Lorsque lui-même fut sur le point de trouver l'odeur insupportable, il posa le déodorant et se regarda dans le miroir. Ici et là, ses cheveux blonds volaient en tous sens, et même en appliquant une forte pression du plat de sa main sur son crâne, certaines mèches refusèrent tout simplement de regagner leur place. Sans qu'il ne puisse se contrôler, sa respiration s'accéléra – son rythme cardiaque grimpait en flèche. La pensée fut futile et brève, mais elle parvint tout de même à la plonger dans une puissante incertitude. J'vais vraiment faire ça ?

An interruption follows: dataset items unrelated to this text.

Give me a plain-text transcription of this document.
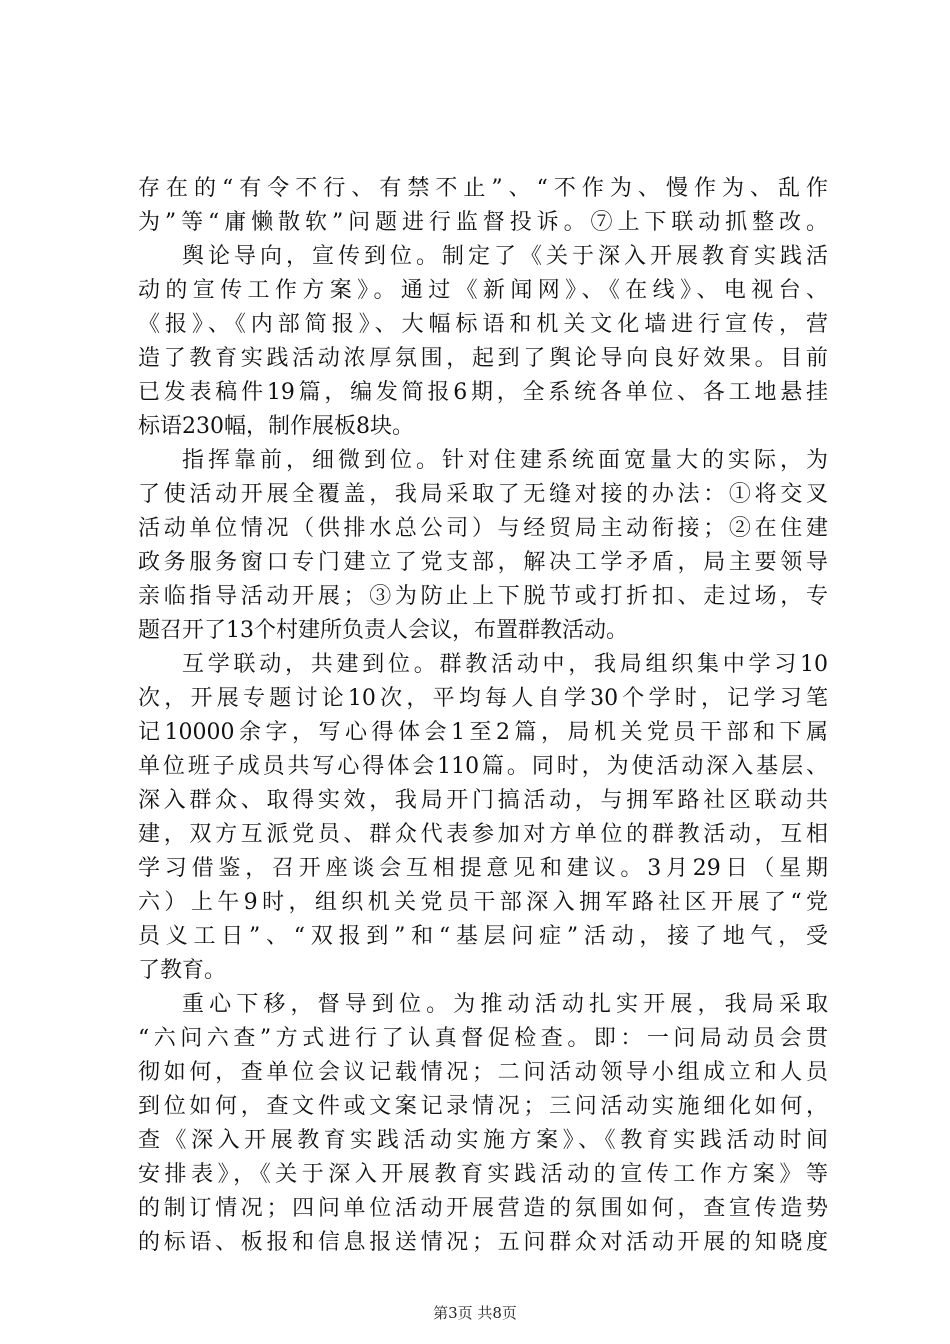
存在的“有令不行、有禁不止”、“不作为、慢作为、乱作
为”等“庸懒散软”问题进行监督投诉。⑦上下联动抓整改。
舆论导向，宣传到位。制定了《关于深入开展教育实践活
动的宣传工作方案》。通过《新闻网》、《在线》、电视台、
《报》、《内部简报》、大幅标语和机关文化墙进行宣传，营
造了教育实践活动浓厚氛围，起到了舆论导向良好效果。目前
已发表稿件19篇，编发简报6期，全系统各单位、各工地悬挂
标语230幅，制作展板8块。
指挥靠前，细微到位。针对住建系统面宽量大的实际，为
了使活动开展全覆盖，我局采取了无缝对接的办法：①将交叉
活动单位情况（供排水总公司）与经贸局主动衔接；②在住建
政务服务窗口专门建立了党支部，解决工学矛盾，局主要领导
亲临指导活动开展；③为防止上下脱节或打折扣、走过场，专
题召开了13个村建所负责人会议，布置群教活动。
互学联动，共建到位。群教活动中，我局组织集中学习10
次，开展专题讨论10次，平均每人自学30个学时，记学习笔
记10000余字，写心得体会1至2篇，局机关党员干部和下属
单位班子成员共写心得体会110篇。同时，为使活动深入基层、
深入群众、取得实效，我局开门搞活动，与拥军路社区联动共
建，双方互派党员、群众代表参加对方单位的群教活动，互相
学习借鉴，召开座谈会互相提意见和建议。3月29日（星期
六）上午9时，组织机关党员干部深入拥军路社区开展了“党
员义工日”、“双报到”和“基层问症”活动，接了地气，受
了教育。
重心下移，督导到位。为推动活动扎实开展，我局采取
“六问六查”方式进行了认真督促检查。即：一问局动员会贯
彻如何，查单位会议记载情况；二问活动领导小组成立和人员
到位如何，查文件或文案记录情况；三问活动实施细化如何，
查《深入开展教育实践活动实施方案》、《教育实践活动时间
安排表》，《关于深入开展教育实践活动的宣传工作方案》等
的制订情况；四问单位活动开展营造的氛围如何，查宣传造势
的标语、板报和信息报送情况；五问群众对活动开展的知晓度
第3页 共8页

Il se rendit compte alors qu'il avait fermé les yeux pour tenter de reprendre le contrôle de ses pensées, ses faits et gestes, et les rouvrit rageusement.

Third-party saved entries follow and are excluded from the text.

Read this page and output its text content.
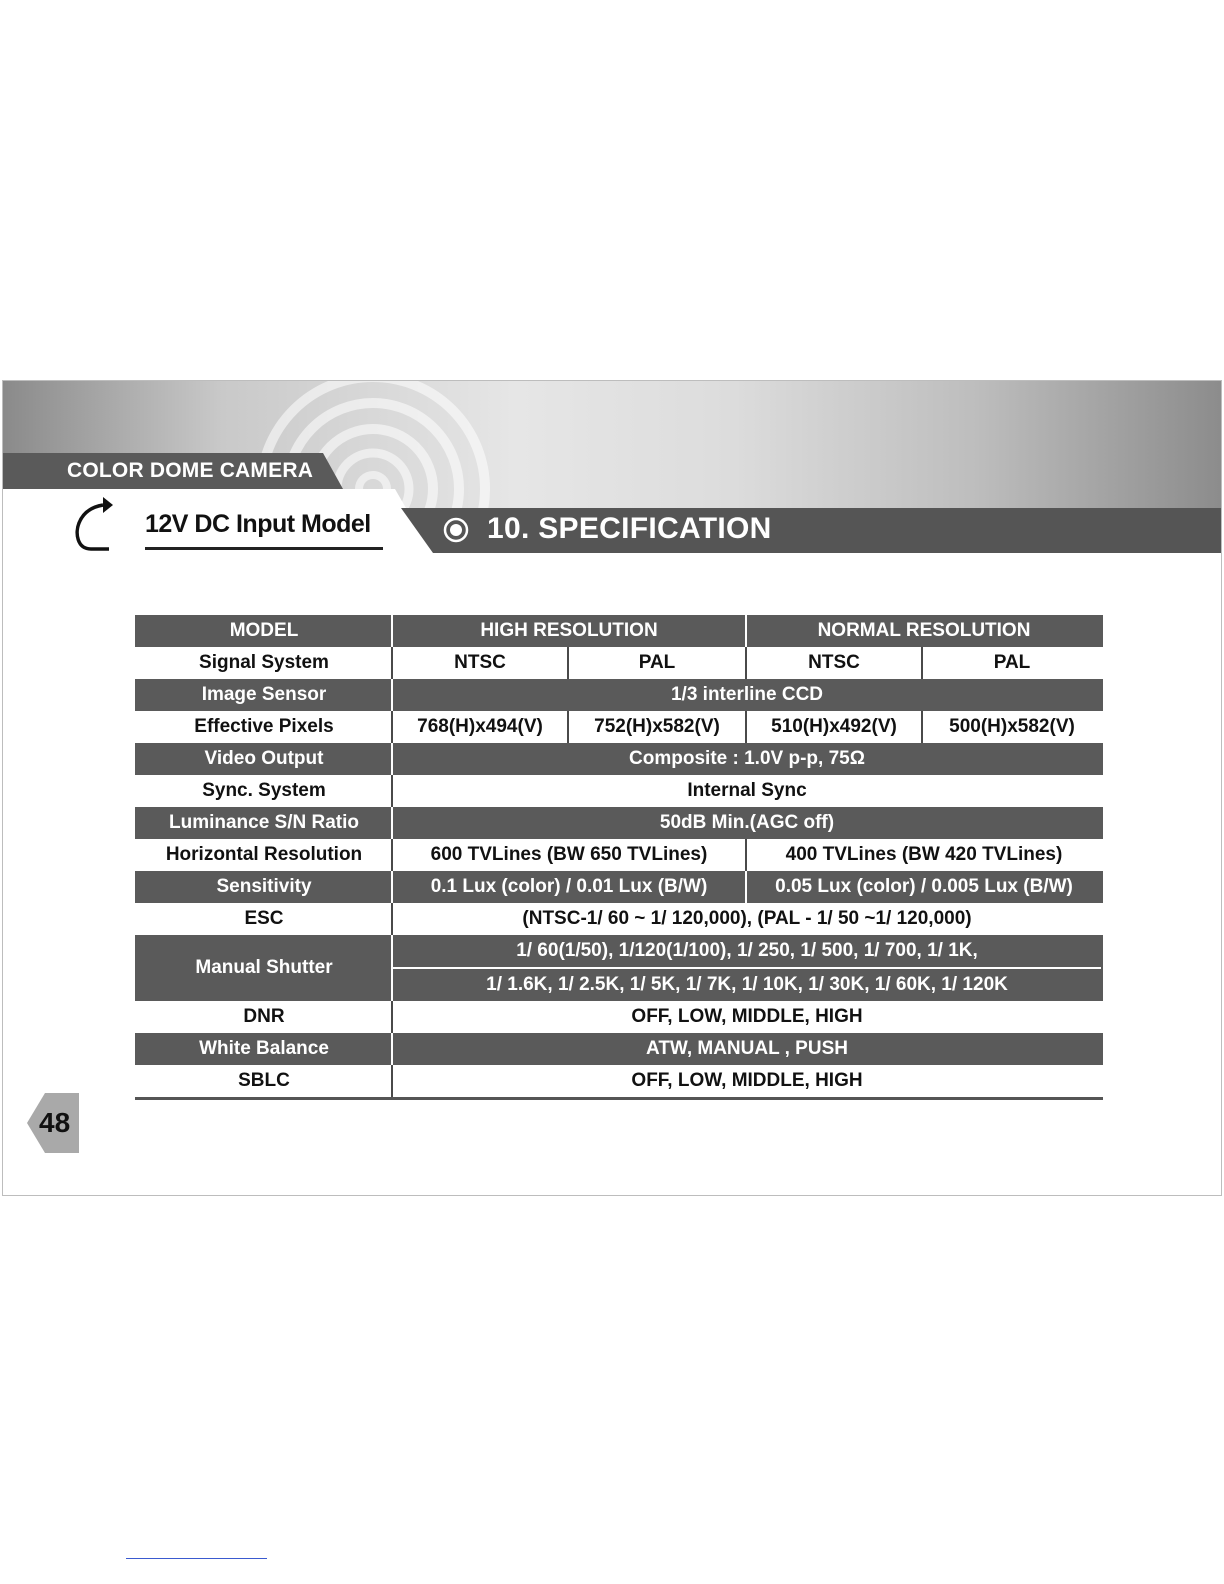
COLOR DOME CAMERA
12V DC Input Model	10. SPECIFICATION
MODEL	HIGH RESOLUTION		NORMAL RESOLUTION	
Signal System	NTSC	PAL	NTSC	PAL
Image Sensor	1/3 interline CCD			
Effective Pixels	768(H)x494(V)	752(H)x582(V)	510(H)x492(V)	500(H)x582(V)
Video Output	Composite : 1.0V p-p, 75Ω			
Sync. System	Internal Sync			
Luminance S/N Ratio	50dB Min.(AGC off)			
Horizontal Resolution	600 TVLines (BW 650 TVLines)		400 TVLines (BW 420 TVLines)	
Sensitivity	0.1 Lux (color) / 0.01 Lux (B/W)		0.05 Lux (color) / 0.005 Lux (B/W)	
ESC	(NTSC-1/ 60 ~ 1/ 120,000), (PAL - 1/ 50 ~1/ 120,000)			
Manual Shutter	1/ 60(1/50), 1/120(1/100), 1/ 250, 1/ 500, 1/ 700, 1/ 1K,			
	1/ 1.6K, 1/ 2.5K, 1/ 5K, 1/ 7K, 1/ 10K, 1/ 30K, 1/ 60K, 1/ 120K			
DNR	OFF, LOW, MIDDLE, HIGH			
White Balance	ATW, MANUAL , PUSH			
SBLC	OFF, LOW, MIDDLE, HIGH			
48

Ses mains. Ses putains de mains étaient derrière ses oreilles, caressant l'endroit où auraient dû se trouver ses appareils, mais ne les trouvant pas, elles se mettaient à trembler.

Vincent s'infligea une gifle qui lui brûla la joue instantanément.

- Qu'est-ce que tu fous ? Se vomit-il au visage, parlant à son reflet.

Le souffle court, il rencontra son propre regard, mi-terrorisé, mi-réprimandant dans le miroir.

- C'est fini, tout ça, s'intima-t-il, la voix grave et profonde. C'est fini. Tu n'as plus besoin de ces putains de sonotones de vieux. Tu peux faire ce que tu veux.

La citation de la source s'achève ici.